Dopo qualche esitazione racconta di Tunisi e della vicina Sid Bou Said, luogo di elezione di Paul Klee e di André Gide; del Museo del Bardo, nuovamente frequentato dopo la strage del 2015; della collina di Byrsa a Carthage con la chiesa di Saint Louis e la necropoli punica nel luogo matrice dell'etnico che ha segnato anche la Sardegna.

Come replicare che le tombe di Tunisi sono lacerti rispetto a quelle della necropoli di Tuvixeddu in un resiliente compendio storico ambientale di 50 ettari, nel cuore della città che non è riuscita a divorare un'indicibile stratificazione monumentale, ignota all'ospite e a molti Sardi?

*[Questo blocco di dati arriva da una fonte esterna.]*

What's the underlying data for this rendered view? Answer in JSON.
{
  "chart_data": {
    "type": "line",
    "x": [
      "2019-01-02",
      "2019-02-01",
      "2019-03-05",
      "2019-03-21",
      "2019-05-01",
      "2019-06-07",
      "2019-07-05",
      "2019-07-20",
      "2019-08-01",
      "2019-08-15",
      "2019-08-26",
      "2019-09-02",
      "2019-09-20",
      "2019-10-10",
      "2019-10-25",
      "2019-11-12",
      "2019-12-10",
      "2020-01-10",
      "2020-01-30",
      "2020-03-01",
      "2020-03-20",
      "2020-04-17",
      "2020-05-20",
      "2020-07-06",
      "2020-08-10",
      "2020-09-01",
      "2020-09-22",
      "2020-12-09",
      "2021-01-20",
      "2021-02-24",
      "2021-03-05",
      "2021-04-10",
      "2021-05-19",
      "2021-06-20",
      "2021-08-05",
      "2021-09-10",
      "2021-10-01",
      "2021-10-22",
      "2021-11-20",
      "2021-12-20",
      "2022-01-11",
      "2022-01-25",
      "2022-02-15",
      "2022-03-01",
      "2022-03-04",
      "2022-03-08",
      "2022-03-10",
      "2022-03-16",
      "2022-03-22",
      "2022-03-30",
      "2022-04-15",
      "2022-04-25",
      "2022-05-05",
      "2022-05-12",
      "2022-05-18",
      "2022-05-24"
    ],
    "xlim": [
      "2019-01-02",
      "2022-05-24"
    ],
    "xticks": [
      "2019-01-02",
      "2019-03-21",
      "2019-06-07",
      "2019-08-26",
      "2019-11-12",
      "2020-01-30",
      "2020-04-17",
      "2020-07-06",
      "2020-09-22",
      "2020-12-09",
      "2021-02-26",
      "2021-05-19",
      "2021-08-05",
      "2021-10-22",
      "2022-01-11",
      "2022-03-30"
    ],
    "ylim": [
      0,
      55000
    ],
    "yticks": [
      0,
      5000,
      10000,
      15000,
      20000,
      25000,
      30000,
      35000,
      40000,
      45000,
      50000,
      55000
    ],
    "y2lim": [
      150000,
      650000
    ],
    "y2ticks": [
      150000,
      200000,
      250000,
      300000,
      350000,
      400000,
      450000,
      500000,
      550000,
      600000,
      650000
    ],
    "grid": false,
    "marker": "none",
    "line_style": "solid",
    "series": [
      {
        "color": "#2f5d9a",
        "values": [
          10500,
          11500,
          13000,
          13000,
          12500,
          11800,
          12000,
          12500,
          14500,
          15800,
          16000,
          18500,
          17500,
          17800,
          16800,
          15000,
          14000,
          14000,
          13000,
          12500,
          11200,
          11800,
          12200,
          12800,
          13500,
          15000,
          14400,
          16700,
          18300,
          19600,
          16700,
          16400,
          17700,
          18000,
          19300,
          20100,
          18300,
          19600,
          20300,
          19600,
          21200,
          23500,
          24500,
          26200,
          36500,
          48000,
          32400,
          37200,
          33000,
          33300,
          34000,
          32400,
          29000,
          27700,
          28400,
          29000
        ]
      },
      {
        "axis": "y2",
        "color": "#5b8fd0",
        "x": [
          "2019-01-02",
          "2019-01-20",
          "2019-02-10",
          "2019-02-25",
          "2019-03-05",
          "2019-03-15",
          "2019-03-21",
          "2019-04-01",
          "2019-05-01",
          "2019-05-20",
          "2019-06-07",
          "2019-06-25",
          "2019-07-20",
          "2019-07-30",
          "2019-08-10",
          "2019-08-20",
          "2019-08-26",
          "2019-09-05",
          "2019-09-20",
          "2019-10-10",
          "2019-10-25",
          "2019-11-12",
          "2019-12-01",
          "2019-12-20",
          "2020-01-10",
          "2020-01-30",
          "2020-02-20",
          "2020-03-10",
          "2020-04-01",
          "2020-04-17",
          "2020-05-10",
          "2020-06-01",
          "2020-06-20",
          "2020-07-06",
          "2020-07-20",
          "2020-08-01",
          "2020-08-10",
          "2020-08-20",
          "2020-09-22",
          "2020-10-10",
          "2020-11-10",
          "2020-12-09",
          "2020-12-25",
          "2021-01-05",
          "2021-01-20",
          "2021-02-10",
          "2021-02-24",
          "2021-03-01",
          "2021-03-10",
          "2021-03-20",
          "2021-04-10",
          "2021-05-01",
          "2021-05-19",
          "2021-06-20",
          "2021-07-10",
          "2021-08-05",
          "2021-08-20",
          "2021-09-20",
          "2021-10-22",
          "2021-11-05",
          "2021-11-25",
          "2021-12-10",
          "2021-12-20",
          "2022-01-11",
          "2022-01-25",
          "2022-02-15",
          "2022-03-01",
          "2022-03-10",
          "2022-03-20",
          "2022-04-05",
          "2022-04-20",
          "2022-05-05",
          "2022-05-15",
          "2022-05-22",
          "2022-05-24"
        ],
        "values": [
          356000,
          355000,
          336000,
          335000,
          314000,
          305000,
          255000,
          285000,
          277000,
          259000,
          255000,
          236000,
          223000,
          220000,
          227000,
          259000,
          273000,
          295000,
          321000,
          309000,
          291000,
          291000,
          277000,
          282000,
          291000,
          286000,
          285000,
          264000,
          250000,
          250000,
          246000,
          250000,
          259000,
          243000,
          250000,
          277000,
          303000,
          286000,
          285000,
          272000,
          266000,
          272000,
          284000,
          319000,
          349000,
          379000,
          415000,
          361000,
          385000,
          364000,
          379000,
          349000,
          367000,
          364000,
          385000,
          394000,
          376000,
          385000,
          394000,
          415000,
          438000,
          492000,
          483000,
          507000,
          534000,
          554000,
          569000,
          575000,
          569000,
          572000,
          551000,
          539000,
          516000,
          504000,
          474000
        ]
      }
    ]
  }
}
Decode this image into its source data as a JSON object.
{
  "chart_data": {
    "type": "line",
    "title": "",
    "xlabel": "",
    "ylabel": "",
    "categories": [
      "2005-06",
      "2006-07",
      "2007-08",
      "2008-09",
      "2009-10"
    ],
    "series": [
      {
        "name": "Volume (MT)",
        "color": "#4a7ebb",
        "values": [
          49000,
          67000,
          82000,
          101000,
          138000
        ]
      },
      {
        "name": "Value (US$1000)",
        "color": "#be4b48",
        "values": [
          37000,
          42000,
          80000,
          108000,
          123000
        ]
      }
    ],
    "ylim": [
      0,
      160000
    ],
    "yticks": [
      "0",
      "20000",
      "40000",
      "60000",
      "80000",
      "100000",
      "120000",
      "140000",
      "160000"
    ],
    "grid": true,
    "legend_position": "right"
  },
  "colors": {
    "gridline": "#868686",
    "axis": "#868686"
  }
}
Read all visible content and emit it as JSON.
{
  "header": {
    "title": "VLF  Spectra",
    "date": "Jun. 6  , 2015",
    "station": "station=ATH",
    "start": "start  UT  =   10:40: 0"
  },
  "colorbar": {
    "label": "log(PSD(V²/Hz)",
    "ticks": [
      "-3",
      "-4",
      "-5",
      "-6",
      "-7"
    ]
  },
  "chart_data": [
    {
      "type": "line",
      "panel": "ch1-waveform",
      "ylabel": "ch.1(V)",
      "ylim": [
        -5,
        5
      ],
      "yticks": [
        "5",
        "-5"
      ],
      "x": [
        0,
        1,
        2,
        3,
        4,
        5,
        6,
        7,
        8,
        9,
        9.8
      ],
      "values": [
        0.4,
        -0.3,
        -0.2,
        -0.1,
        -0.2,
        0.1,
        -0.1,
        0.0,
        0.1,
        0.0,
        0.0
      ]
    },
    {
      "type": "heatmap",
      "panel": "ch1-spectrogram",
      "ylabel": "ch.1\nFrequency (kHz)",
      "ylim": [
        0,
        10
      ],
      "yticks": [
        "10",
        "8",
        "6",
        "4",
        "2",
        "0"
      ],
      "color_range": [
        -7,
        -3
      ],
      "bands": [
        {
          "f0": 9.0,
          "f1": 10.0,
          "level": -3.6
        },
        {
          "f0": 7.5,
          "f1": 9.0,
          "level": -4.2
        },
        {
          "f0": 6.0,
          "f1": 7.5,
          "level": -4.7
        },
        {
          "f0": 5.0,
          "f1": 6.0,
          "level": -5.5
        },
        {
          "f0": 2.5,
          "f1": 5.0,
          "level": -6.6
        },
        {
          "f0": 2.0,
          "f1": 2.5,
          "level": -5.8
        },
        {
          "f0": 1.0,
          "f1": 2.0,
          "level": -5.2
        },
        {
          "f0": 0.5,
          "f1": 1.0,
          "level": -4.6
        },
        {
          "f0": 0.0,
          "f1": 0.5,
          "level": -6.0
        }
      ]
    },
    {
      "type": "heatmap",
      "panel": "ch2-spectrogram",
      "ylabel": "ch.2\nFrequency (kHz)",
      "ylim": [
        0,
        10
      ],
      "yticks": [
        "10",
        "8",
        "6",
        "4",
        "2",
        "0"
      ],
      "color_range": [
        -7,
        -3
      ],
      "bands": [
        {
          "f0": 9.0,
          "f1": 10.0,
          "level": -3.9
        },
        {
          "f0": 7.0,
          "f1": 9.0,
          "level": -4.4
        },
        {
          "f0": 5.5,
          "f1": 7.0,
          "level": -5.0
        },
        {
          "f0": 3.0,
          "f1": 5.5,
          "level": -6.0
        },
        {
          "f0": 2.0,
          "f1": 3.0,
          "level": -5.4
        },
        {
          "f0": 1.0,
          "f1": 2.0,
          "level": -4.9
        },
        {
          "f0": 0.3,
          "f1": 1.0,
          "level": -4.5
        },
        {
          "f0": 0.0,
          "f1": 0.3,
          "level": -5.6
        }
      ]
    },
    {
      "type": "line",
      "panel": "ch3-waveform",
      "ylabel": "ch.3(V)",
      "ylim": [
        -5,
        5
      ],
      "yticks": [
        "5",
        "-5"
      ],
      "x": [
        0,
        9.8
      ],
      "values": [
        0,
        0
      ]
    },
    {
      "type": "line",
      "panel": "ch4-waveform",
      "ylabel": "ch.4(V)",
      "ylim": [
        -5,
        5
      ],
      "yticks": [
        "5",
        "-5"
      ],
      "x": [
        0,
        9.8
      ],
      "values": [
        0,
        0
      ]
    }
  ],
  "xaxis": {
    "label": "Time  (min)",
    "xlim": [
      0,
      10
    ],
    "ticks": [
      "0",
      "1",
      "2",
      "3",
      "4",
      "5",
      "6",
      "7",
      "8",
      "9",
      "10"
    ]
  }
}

Un unicum con i Fori romani.

Come narrare, senza cadere nel ridicolo, che tuttora per qualcuno è una privata “proprietà perfetta” piuttosto che un'area a tutela integrale dove l'interesse generale è prevalente?

Come riassumere un'esemplare storia di disprezzo del paesaggio e del bene comune da parte persino di pubblici decisori?

Si ha paura di scivolare nel colore locale nel rammentare che per Giovanni Lilliu è il “colle sacro dei Sardi” e per Ferruccio Barreca "intoccabile", protetto dal dio Bes, rinvenuto in via Is Maglias, una strada funeraria durante le fasi punica e romana, parallela a quella più nota che il viale Sant'Avendrace ricalca.

Come declinare con le disavventure della più estesa tra le necropoli cartaginesi che Saint Louis è lo stesso Luigi IX che, prima di morire a Tunisi nell'agosto del 1270, sostò per giorni nella rada di Cagliari che, ormai pisana, non gli aprì le porte?

La risposta abita la chiarificatrice frase di Marcel Proust: «La vera terra dei barbari non è quella che non ha mai conosciuto l'arte, ma quella che, disseminata di capolavori, non sa né apprezzarli né conservarli».